No Exit, a play by Jean Paul Sartre
Published by The Ghostlight Theatre
Thursday 11th of July 2019 - Sunday 21st of July 2019
8:00 PM - 11:00 PM
Visit GhostLightBH.com for more information
No Exit Synopsis
Three damned souls, Garcin, Inez, and Estelle are brought to the same room in hell by a mysterious Valet. They had all expected medieval torture devices to punish them for eternity, but instead find a plain room furnished in Second Empire style. None of them will admit the reason for their damnation: Garcin says that he was executed for being a pacifist, while Estelle insists that a mistake has been made.
Inez however, demands that they all stop lying to themselves and confess to their crimes. She refuses to believe that they all ended up in the room by accident and soon realizes that they have been placed together to make each other miserable. Garcin suggests that they try to leave each other alone, but Inez starts to sing about an execution and Estelle wants to find a mirror. Inez tries to seduce Estelle by offering to be her "mirror" and tell her everything she sees, but ends up frightening her instead.
After arguing they decide to confess to their crimes so they know what to expect from each other. Garcin cheated and mistreated his wife; Inez seduced her cousin's wife while living with them; and Estelle cheated on her husband and drowned her illegitimate baby.
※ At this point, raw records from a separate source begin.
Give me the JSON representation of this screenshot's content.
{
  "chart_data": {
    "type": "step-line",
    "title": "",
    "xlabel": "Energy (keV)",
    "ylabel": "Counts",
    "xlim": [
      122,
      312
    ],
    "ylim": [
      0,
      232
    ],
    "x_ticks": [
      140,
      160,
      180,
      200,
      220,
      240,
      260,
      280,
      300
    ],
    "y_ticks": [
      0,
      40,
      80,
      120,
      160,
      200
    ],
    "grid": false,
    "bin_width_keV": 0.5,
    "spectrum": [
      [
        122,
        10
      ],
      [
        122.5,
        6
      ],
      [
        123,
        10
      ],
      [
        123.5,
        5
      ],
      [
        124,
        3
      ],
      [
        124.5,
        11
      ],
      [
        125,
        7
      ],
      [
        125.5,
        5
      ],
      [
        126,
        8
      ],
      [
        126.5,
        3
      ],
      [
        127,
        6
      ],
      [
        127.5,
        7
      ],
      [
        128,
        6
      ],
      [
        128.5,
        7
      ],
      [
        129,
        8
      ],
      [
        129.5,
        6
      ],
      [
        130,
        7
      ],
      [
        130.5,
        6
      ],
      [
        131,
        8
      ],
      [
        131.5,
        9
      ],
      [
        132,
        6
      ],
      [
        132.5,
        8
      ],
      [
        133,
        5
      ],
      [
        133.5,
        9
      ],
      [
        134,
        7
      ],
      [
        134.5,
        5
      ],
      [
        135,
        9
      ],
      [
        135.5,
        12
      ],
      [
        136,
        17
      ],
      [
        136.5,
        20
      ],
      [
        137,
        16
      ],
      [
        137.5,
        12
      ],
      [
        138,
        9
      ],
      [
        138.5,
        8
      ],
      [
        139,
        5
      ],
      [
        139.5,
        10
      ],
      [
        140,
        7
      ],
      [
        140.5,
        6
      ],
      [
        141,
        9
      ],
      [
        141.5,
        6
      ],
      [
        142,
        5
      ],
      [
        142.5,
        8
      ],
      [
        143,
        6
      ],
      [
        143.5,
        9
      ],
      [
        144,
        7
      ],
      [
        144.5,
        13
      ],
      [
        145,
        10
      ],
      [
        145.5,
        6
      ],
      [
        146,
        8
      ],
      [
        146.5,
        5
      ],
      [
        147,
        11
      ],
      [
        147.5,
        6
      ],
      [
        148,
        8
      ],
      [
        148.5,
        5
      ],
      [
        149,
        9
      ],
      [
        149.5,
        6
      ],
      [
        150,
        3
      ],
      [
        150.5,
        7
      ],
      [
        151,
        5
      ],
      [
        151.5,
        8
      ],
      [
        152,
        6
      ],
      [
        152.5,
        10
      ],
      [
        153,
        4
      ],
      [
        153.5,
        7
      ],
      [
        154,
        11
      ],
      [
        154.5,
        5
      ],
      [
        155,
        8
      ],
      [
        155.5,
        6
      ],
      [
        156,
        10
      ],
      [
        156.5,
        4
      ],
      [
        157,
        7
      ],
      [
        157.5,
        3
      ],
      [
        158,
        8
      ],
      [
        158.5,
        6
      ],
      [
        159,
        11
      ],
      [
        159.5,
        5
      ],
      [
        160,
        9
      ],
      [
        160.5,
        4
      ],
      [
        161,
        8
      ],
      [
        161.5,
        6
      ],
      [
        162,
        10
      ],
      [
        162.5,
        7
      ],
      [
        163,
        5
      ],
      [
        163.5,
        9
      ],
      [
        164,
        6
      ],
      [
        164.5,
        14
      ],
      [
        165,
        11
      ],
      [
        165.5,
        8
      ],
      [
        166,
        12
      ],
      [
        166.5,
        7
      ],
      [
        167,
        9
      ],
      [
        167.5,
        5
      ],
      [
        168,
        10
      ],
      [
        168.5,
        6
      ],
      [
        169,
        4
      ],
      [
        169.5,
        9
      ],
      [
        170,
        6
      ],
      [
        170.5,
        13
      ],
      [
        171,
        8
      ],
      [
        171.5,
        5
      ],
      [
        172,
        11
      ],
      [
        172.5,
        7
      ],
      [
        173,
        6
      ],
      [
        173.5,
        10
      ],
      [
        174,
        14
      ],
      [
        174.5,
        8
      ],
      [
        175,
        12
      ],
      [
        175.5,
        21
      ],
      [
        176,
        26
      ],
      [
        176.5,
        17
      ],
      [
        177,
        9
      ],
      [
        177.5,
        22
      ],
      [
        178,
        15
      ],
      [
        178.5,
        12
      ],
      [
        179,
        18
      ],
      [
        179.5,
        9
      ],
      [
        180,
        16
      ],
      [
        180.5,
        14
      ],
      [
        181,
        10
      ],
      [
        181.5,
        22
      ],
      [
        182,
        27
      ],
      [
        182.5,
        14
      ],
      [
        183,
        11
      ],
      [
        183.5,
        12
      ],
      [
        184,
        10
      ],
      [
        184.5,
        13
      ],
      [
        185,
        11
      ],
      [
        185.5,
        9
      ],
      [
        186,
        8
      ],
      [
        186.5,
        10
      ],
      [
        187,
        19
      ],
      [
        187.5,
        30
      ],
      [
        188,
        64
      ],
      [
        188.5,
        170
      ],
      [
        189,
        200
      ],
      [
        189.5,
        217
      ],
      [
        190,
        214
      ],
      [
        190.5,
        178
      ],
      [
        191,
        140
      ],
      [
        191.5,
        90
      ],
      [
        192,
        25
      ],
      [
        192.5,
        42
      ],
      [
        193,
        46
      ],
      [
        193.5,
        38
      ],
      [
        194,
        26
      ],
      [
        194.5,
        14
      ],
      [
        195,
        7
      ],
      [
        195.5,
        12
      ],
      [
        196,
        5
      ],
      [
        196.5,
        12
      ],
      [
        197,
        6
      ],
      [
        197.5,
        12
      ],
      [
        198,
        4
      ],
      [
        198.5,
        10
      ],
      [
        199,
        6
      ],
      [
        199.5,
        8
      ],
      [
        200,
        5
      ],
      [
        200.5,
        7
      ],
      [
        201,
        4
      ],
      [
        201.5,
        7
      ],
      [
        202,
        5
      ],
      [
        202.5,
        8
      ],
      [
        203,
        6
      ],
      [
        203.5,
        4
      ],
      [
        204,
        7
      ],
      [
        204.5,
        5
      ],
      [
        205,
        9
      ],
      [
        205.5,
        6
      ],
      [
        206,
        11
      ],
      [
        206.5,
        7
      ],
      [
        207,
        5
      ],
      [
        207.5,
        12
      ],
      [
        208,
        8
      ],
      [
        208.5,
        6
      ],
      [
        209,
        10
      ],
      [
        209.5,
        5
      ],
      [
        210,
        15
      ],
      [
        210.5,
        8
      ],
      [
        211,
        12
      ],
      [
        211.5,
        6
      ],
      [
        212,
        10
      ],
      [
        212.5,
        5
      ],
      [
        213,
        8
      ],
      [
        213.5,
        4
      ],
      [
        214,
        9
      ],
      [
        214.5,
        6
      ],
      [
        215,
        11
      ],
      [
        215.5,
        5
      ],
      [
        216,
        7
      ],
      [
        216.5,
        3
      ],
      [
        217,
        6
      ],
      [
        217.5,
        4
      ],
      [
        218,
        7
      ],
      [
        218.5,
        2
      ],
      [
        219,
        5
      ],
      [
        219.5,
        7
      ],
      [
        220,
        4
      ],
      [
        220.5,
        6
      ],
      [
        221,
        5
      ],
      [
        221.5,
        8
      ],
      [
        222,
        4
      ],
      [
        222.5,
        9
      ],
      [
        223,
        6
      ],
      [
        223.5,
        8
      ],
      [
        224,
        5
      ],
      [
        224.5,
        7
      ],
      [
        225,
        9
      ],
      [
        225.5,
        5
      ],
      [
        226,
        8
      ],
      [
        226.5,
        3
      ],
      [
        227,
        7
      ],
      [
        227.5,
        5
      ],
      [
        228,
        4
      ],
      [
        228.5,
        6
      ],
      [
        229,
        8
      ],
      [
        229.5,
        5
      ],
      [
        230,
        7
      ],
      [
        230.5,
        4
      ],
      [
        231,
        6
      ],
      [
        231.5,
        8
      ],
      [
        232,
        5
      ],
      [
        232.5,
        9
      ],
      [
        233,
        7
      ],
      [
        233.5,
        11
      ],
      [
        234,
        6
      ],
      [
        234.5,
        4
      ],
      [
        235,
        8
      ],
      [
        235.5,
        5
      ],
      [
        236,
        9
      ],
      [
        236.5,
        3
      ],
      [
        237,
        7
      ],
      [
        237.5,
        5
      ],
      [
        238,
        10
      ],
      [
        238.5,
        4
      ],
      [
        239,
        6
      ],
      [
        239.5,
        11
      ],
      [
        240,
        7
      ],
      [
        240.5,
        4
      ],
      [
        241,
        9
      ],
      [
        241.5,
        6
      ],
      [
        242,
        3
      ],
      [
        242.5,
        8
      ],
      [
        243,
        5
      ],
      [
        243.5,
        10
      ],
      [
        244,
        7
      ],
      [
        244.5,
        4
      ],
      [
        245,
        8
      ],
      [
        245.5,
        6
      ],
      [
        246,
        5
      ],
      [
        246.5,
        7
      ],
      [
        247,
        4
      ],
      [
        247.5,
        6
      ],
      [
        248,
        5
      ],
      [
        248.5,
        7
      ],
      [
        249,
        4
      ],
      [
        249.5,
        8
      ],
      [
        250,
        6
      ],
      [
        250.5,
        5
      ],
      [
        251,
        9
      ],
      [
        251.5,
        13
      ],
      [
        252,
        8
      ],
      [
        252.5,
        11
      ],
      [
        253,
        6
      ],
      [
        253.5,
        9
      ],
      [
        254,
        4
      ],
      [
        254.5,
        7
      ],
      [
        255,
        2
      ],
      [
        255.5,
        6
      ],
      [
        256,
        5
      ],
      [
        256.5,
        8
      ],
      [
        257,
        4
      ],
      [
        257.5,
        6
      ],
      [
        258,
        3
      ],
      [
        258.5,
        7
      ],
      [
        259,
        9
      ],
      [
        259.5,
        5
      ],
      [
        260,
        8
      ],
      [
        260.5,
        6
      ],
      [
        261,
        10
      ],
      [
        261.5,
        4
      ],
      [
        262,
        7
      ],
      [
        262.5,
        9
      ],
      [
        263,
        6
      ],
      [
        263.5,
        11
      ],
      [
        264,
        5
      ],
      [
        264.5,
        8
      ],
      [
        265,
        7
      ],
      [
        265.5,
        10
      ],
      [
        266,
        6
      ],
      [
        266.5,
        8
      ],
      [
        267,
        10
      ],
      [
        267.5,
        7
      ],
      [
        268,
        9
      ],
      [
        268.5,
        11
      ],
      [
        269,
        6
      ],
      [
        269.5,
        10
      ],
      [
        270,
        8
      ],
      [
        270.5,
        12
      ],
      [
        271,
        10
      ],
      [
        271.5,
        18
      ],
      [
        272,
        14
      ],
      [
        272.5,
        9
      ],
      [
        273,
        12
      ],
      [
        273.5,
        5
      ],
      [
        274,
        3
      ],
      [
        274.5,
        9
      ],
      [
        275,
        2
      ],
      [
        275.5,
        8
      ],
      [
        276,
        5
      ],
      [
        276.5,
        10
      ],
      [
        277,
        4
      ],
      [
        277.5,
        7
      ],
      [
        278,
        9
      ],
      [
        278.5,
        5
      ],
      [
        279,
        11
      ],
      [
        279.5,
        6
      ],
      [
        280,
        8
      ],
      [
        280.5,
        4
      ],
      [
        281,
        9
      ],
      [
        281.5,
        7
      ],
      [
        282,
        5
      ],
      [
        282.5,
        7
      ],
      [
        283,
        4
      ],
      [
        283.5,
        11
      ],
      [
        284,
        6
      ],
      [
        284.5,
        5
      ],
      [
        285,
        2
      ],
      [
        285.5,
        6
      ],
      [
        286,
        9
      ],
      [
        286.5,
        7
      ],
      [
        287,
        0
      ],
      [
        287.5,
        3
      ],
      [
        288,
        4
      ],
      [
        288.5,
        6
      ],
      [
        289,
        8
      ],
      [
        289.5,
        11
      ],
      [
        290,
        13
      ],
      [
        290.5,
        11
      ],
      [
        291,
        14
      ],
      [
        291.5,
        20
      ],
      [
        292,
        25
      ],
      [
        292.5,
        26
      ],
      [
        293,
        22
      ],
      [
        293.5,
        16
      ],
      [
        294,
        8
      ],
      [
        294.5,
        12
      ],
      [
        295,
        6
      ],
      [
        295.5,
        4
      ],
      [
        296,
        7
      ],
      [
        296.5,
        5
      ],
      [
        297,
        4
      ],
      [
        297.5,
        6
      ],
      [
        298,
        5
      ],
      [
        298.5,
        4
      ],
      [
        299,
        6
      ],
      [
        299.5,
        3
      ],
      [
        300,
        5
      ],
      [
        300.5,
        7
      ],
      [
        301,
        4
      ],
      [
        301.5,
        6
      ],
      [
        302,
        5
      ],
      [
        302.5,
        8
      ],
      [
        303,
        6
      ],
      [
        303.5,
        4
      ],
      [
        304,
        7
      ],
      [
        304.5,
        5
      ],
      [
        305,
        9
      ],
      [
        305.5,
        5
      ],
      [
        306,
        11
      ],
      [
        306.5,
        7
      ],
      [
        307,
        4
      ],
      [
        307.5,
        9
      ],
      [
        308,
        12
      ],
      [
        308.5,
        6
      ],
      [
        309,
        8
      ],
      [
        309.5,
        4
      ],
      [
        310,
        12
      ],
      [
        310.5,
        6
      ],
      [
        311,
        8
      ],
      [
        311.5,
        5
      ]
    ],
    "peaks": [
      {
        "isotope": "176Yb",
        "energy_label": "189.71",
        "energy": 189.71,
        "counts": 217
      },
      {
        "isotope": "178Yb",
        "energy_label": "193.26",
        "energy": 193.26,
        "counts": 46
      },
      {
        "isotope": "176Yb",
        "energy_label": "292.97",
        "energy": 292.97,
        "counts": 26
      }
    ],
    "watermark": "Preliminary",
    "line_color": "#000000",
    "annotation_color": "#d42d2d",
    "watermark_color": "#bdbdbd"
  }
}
Despite their revelations they continue to get on each other's nerves. Garcin finally gives in to Estelle's attempts to seduce him, driving Inez crazy. He begs Estelle to tell him he is not a coward for attempting to flee his country during wartime. When Inez tells him that Estelle is just agreeing with him so she can be with a man, Garcin tries to escape. The door suddenly opens, but he is unable to leave. He says that he will not be saved until Inez has faith in him. She refuses, promising to make him miserable forever. Forgetting that they are all dead, Estelle unsuccessfully tries to kill Inez, stabbing her repeatedly. Shocked at the absurdity of his fate, Garcin concludes, "hell is other people."